Decision matrix: BlueLabel vs AtliQ Technologies

Your situation Recommended choice
You need full-ownership delivery on a defined project scope BlueLabel
You need a large dedicated team for an ongoing programme BlueLabel
Your budget is at the lower end Compare: BlueLabel (Not disclosed) vs AtliQ Technologies (Not disclosed)
You need specialist depth in a specific vertical BlueLabel
You need staff augmentation or team extension Neither; consider alternatives that offer staff aug
You need consulting before committing to a build Both may offer discovery engagements

Use case fit: BlueLabel vs AtliQ Technologies

Use case BlueLabel fit AtliQ Technologies fit Winner
Adding a retrieval-augmented chat interface to a product with real existing users. Strong Strong Both equally
Replacing a clunky internal tool with an AI agent instead of another dashboard. Strong Limited BlueLabel
Adding basic AI-driven analytics to a product already in development. Strong Strong Both equally
Getting a budget-friendly product build where AI is a smaller part of the overall scope. Limited Strong AtliQ Technologies
Fixed-price build Limited Limited Both equally
Staff augmentation Limited Limited Both equally

Verdict: BlueLabel vs AtliQ Technologies

BlueLabel (4.5/5) is the stronger overall choice for most AI Development projects. Product design pedigree behind every LLM integration it ships.

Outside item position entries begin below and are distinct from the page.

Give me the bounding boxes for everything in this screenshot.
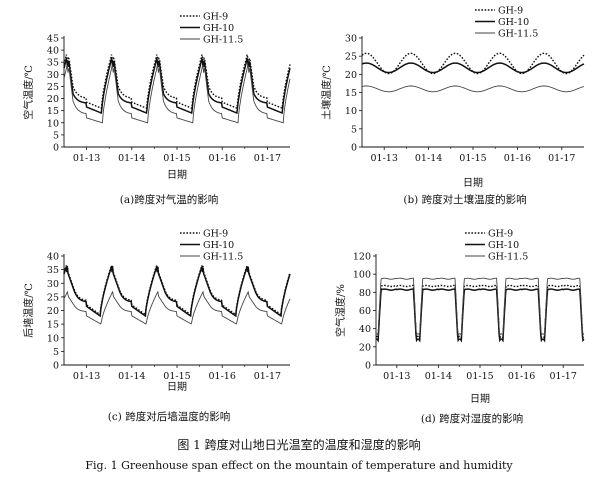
- y-tick-label: 10: [345, 106, 357, 117]
- series-line-gh-11-5: [361, 85, 585, 93]
- y-tick-label: 40: [359, 324, 371, 335]
- x-tick-label: 01-16: [504, 153, 531, 164]
- y-axis-title: 土壤温度/℃: [320, 65, 333, 120]
- figure-caption-chinese: 图 1 跨度对山地日光温室的温度和湿度的影响: [177, 438, 421, 452]
- y-tick-label: 40: [47, 252, 59, 263]
- legend-label: GH-9: [203, 229, 228, 240]
- y-tick-label: 40: [47, 46, 59, 57]
- y-tick-label: 30: [345, 34, 357, 45]
- x-axis-title: 日期: [470, 393, 490, 405]
- y-tick-label: 15: [47, 320, 59, 331]
- x-tick-label: 01-13: [73, 371, 100, 382]
- y-tick-label: 20: [345, 70, 357, 81]
- x-tick-label: 01-16: [508, 371, 535, 382]
- x-axis-title: 日期: [167, 169, 187, 181]
- x-tick-label: 01-15: [163, 153, 190, 164]
- y-tick-label: 0: [53, 143, 59, 154]
- x-tick-label: 01-14: [118, 371, 145, 382]
- chart-panel-b: 0 5 10 15 20 25 30 01-13 01-14 01-15 01-16 01-17 土壤温…: [320, 6, 585, 206]
- x-tick-label: 01-15: [459, 153, 486, 164]
- panel-caption: (b) 跨度对土壤温度的影响: [403, 193, 526, 206]
- series-line-gh-11-5: [63, 65, 291, 124]
- y-tick-label: 20: [359, 342, 371, 353]
- y-tick-label: 30: [47, 279, 59, 290]
- legend-label: GH-10: [498, 17, 529, 28]
- series-line-gh-9: [361, 52, 585, 75]
- legend-label: GH-11.5: [203, 252, 243, 263]
- y-tick-label: 25: [47, 292, 59, 303]
- x-tick-label: 01-13: [383, 371, 410, 382]
- y-tick-label: 25: [47, 82, 59, 93]
- y-tick-label: 20: [47, 306, 59, 317]
- x-tick-label: 01-16: [209, 153, 236, 164]
- legend-label: GH-11.5: [488, 252, 528, 263]
- series-line-gh-10: [63, 266, 291, 318]
- series-line-gh-9: [63, 54, 291, 110]
- y-tick-label: 35: [47, 265, 59, 276]
- y-axis-title: 空气湿度/%: [334, 284, 347, 337]
- x-tick-label: 01-17: [254, 371, 281, 382]
- legend-label: GH-11.5: [203, 35, 243, 46]
- y-tick-label: 0: [53, 361, 59, 372]
- x-tick-label: 01-16: [209, 371, 236, 382]
- y-tick-label: 15: [47, 106, 59, 117]
- y-tick-label: 30: [47, 70, 59, 81]
- y-tick-label: 15: [345, 88, 357, 99]
- y-tick-label: 45: [47, 34, 59, 45]
- legend-label: GH-10: [203, 240, 234, 251]
- x-tick-label: 01-17: [550, 371, 577, 382]
- panel-caption: (c) 跨度对后墙温度的影响: [108, 410, 230, 423]
- x-tick-label: 01-17: [548, 153, 575, 164]
- legend-label: GH-11.5: [498, 29, 538, 40]
- y-tick-label: 0: [365, 361, 371, 372]
- y-axis-title: 空气温度/℃: [22, 65, 35, 120]
- y-tick-label: 35: [47, 58, 59, 69]
- y-axis-title: 后墙温度/℃: [22, 283, 35, 338]
- x-tick-label: 01-17: [254, 153, 281, 164]
- x-axis-title: 日期: [167, 381, 187, 393]
- x-tick-label: 01-13: [73, 153, 100, 164]
- x-tick-label: 01-14: [415, 153, 442, 164]
- series-line-gh-10: [361, 62, 585, 74]
- y-tick-label: 100: [353, 270, 371, 281]
- y-tick-label: 0: [351, 143, 357, 154]
- x-tick-label: 01-14: [425, 371, 452, 382]
- series-line-gh-10: [63, 58, 291, 115]
- series-line-gh-10: [375, 288, 585, 343]
- legend-label: GH-9: [203, 12, 228, 23]
- y-tick-label: 20: [47, 94, 59, 105]
- x-tick-label: 01-15: [466, 371, 493, 382]
- y-tick-label: 5: [53, 347, 59, 358]
- y-tick-label: 25: [345, 52, 357, 63]
- panel-caption: (d) 跨度对湿度的影响: [421, 412, 523, 425]
- y-tick-label: 10: [47, 333, 59, 344]
- chart-panel-c: 0 5 10 15 20 25 30 35 40 01-13 01-14 01-15 01-16 01-1…: [22, 229, 291, 423]
- legend-label: GH-10: [203, 23, 234, 34]
- panel-caption: (a)跨度对气温的影响: [120, 193, 218, 206]
- legend-label: GH-9: [488, 229, 513, 240]
- x-tick-label: 01-15: [163, 371, 190, 382]
- y-tick-label: 80: [359, 288, 371, 299]
- y-tick-label: 60: [359, 306, 371, 317]
- legend-label: GH-10: [488, 240, 519, 251]
- x-axis-title: 日期: [463, 177, 483, 189]
- series-line-gh-11-5: [63, 290, 291, 325]
- y-tick-label: 120: [353, 252, 371, 263]
- legend-label: GH-9: [498, 6, 523, 17]
- x-tick-label: 01-14: [118, 153, 145, 164]
- series-line-gh-11-5: [375, 277, 585, 337]
- y-tick-label: 5: [351, 124, 357, 135]
- y-tick-label: 10: [47, 118, 59, 129]
- y-tick-label: 5: [53, 130, 59, 141]
- x-tick-label: 01-13: [371, 153, 398, 164]
- series-line-gh-9: [375, 284, 585, 340]
- chart-panel-d: 0 20 40 60 80 100 120 01-13 01-14 01-15 01-16 01-17…: [334, 229, 585, 425]
- figure-caption-english: Fig. 1 Greenhouse span effect on the mou…: [85, 459, 513, 472]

AtliQ Technologies (3.9/5) is worth a look if you need getting a budget-friendly product build where AI is a smaller part of the overall scope. If your situation matches that, AtliQ Technologies is a competitive option.

Related comparisons

BlueLabel vs AtliQ Technologies FAQ

Is BlueLabel better than AtliQ Technologies?

BlueLabel (4.5/5) scores higher overall, but "better" depends on your use case. BlueLabel's strongest advantage: product design background means AI features ship inside a usable interface, not a raw demo. AtliQ Technologies's strongest advantage: combined India and New Jersey presence gives clients a US point of contact at India-based delivery cost.

How do BlueLabel and AtliQ Technologies differ in pricing?

BlueLabel uses fixed project or dedicated team pricing. AtliQ Technologies uses fixed project or dedicated team pricing. Neither firm publishes a full rate card; a discovery call is required for project-specific quotes.

Which is better for enterprise: BlueLabel or AtliQ Technologies?

BlueLabel is the larger team and typically the better enterprise-scale choice. For very large programmes, verify team size and compliance coverage directly with each agency before shortlisting.

What are the main differences between BlueLabel and AtliQ Technologies?

BlueLabel's primary differentiator is: product design pedigree behind every LLM integration it ships. AtliQ Technologies's primary differentiator is: US and India presence at startup-friendly pricing for a firm founded in 2017. They also differ in team size (51-200 vs 50-220), minimum engagement (Not disclosed vs Not disclosed), and primary industries served (Healthcare, Fintech vs Retail & e-commerce, SaaS).

Verify all details directly with each agency before making a decision.